Ter illustratie, uit eigen ervaring, een fragment uit Awater, dat begint met de bekende regel: “Lees maar er staat niet wat er staat”. Dat gaat dan als volgt verder:

…………………………………… Er staat:
“O moeder, nooit zult gij de bontjas dragen
waarvoor elk dubbeltje werd omgedraaid,
en nooit meer ga ik op mijn vrije dagen
met een bos bloemen naar het hospitaal,
maar breng de rozen naar de Kerkhoflaan…”
Dit staat er,………..

Tenminste, dat dacht ik. Maar er staat:

“O moeder, nooit zult gij de bontjas dragen
waarvoor elk dubbeltje werd omgedraaid,
en niet meer ga ik op mijn vrije dagen
met een paar bloemen naar het hospitaal,
maar breng de rozen naar de Kerkhoflaan…”
Dit staat er,……….

In mijn hoofd zat dus een andere tekst.
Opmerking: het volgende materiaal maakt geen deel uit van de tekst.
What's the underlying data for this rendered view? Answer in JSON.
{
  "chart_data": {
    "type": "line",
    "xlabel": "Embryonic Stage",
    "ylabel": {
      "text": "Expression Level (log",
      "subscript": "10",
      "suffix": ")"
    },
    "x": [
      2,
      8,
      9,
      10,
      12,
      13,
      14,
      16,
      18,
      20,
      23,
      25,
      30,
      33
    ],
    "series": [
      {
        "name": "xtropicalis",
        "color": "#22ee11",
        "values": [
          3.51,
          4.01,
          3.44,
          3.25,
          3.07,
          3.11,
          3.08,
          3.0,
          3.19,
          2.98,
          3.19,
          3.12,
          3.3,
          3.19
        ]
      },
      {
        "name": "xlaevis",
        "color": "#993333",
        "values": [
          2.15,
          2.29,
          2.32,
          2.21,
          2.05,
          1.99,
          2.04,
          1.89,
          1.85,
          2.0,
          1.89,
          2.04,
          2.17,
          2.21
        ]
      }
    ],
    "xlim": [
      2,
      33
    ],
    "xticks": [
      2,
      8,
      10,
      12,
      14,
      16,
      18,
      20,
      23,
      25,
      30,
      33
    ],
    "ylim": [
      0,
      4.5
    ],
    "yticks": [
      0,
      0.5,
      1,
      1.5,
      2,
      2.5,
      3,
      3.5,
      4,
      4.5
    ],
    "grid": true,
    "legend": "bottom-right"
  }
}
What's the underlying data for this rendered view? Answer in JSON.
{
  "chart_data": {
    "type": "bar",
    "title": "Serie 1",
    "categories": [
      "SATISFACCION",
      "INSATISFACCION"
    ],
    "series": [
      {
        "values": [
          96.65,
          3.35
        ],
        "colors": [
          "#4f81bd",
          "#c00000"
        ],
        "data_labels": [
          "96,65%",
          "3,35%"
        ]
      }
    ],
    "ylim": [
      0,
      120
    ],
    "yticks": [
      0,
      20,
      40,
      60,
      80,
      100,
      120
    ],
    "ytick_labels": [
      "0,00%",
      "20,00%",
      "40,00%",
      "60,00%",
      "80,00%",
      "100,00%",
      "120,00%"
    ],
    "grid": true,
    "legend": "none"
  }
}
Nu kun je zeggen: wat maakt het uit,.Nijhoff “knoeide”, zelf ook met zijn gedichten door soms met irritant veel varianten te komen. In theorie zou het mogelijk kunnen zijn dat mijn “varianten”zelfs verbeteringen zijn. Maar in dit geval laat ik me toch graag door de dichter overtuigen:.1. Het vermijden van een retorisch tweede nooit door het sterkere “niet meer”, 2. Geen gemakkelijk allitererende “bos bloemen” en in plaats daarvan een mooi binnenrijm. Een paar bloemen is genoeg.